Arkasından bu proje kapsamında TÜBİTAK MAM yerleşkesinde pilot Standardize Ekstraksiyon tesisi kurulmuş ve Sağlık Bakanlığı’ndan GMP onayı alınmıştır. Ruscus aculeatus L. kök ve rizom ekstresi üretilme Ar-Ge’sinin ardından tekrarlanabilir üretim süreçleri (In-process control) geliştirilmiş, hedeflenen verim, kalite ve saflık yakalandıktan sonra süreç kilitlenip ölçek büyütme aşamalarına geçilmiş ve ticari olarak sunulabilecek DMF dokümanı hazırlanmıştır. Proje, dönemin TİTCK Başkanı Hakkı Gürsoy, GBTÜ Yöneticisi Handan Öztunca, TÜBİTAK MAM Başkanı İbrahim Kılıçaslan, Proje Lideri Murat Bardakçı, farmakognozi duayeni Prof. Dr. İrem Çankaya, GMP tesisi kurulumu ve standardize ekstraksiyondan sorumlu Başuzman Araştırmacı Ceyda Şener ve Başuzman Dr. Burak Dürüs tarafından yürütülmüştür.
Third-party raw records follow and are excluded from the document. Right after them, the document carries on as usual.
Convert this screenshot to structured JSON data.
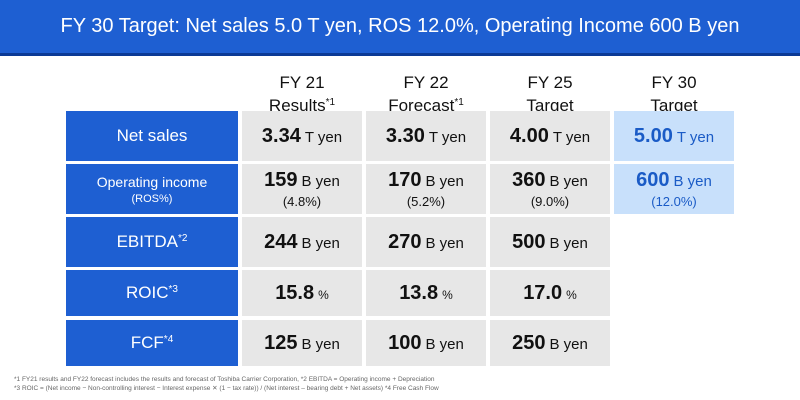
{
  "banner": "FY 30 Target: Net sales 5.0 T yen, ROS 12.0%, Operating Income 600 B yen",
  "columns": [
    {
      "line1": "FY 21",
      "line2": "Results",
      "mark": "*1"
    },
    {
      "line1": "FY 22",
      "line2": "Forecast",
      "mark": "*1"
    },
    {
      "line1": "FY 25",
      "line2": "Target",
      "mark": ""
    },
    {
      "line1": "FY 30",
      "line2": "Target",
      "mark": ""
    }
  ],
  "rows": [
    {
      "label": "Net sales",
      "mark": "",
      "sub": "",
      "cells": [
        {
          "value": "3.34",
          "unit": "T yen",
          "paren": ""
        },
        {
          "value": "3.30",
          "unit": "T yen",
          "paren": ""
        },
        {
          "value": "4.00",
          "unit": "T yen",
          "paren": ""
        },
        {
          "value": "5.00",
          "unit": "T yen",
          "paren": ""
        }
      ]
    },
    {
      "label": "Operating income",
      "mark": "",
      "sub": "(ROS%)",
      "cells": [
        {
          "value": "159",
          "unit": "B yen",
          "paren": "(4.8%)"
        },
        {
          "value": "170",
          "unit": "B yen",
          "paren": "(5.2%)"
        },
        {
          "value": "360",
          "unit": "B yen",
          "paren": "(9.0%)"
        },
        {
          "value": "600",
          "unit": "B yen",
          "paren": "(12.0%)"
        }
      ]
    },
    {
      "label": "EBITDA",
      "mark": "*2",
      "sub": "",
      "cells": [
        {
          "value": "244",
          "unit": "B yen",
          "paren": ""
        },
        {
          "value": "270",
          "unit": "B yen",
          "paren": ""
        },
        {
          "value": "500",
          "unit": "B yen",
          "paren": ""
        }
      ]
    },
    {
      "label": "ROIC",
      "mark": "*3",
      "sub": "",
      "cells": [
        {
          "value": "15.8",
          "unit": "%",
          "paren": ""
        },
        {
          "value": "13.8",
          "unit": "%",
          "paren": ""
        },
        {
          "value": "17.0",
          "unit": "%",
          "paren": ""
        }
      ]
    },
    {
      "label": "FCF",
      "mark": "*4",
      "sub": "",
      "cells": [
        {
          "value": "125",
          "unit": "B yen",
          "paren": ""
        },
        {
          "value": "100",
          "unit": "B yen",
          "paren": ""
        },
        {
          "value": "250",
          "unit": "B yen",
          "paren": ""
        }
      ]
    }
  ],
  "footnotes": [
    "*1 FY21 results and FY22 forecast includes the results and forecast of Toshiba Carrier Corporation, *2 EBITDA = Operating income + Depreciation",
    "*3 ROIC = (Net income − Non-controlling interest − Interest expense ✕ (1 − tax rate)) / (Net interest – bearing debt + Net assets) *4 Free Cash Flow"
  ],
  "colors": {
    "banner": "#1e5fd2",
    "label_bg": "#1e5fd2",
    "cell_bg": "#e7e7e7",
    "target_bg": "#c8e0fb",
    "target_text": "#1a5bc6"
  }
}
Sektörden tek temsilci olarak projeye biz ilgi gösterdik. Bu projenin Atabay için önemli olmasının başlıca üç nedeni vardır;
1. Atabay’ın standardize bitki ekstraksiyonu konusundaki 40 yıllık bilgi ve deneyimini genç kuşaklara aktarabilmek.
2. Önemli devlet bütçelerinin ayrıldığı projelerin devamlılığını sağlamak.
3. %100 yerli ilaç üretebilmenin yollarından bir tanesinin GBTÜ üzerinden gittiğini tespit etmek ve bu alanda sürdürülebilir bir altyapının oluşmasını sağlamak.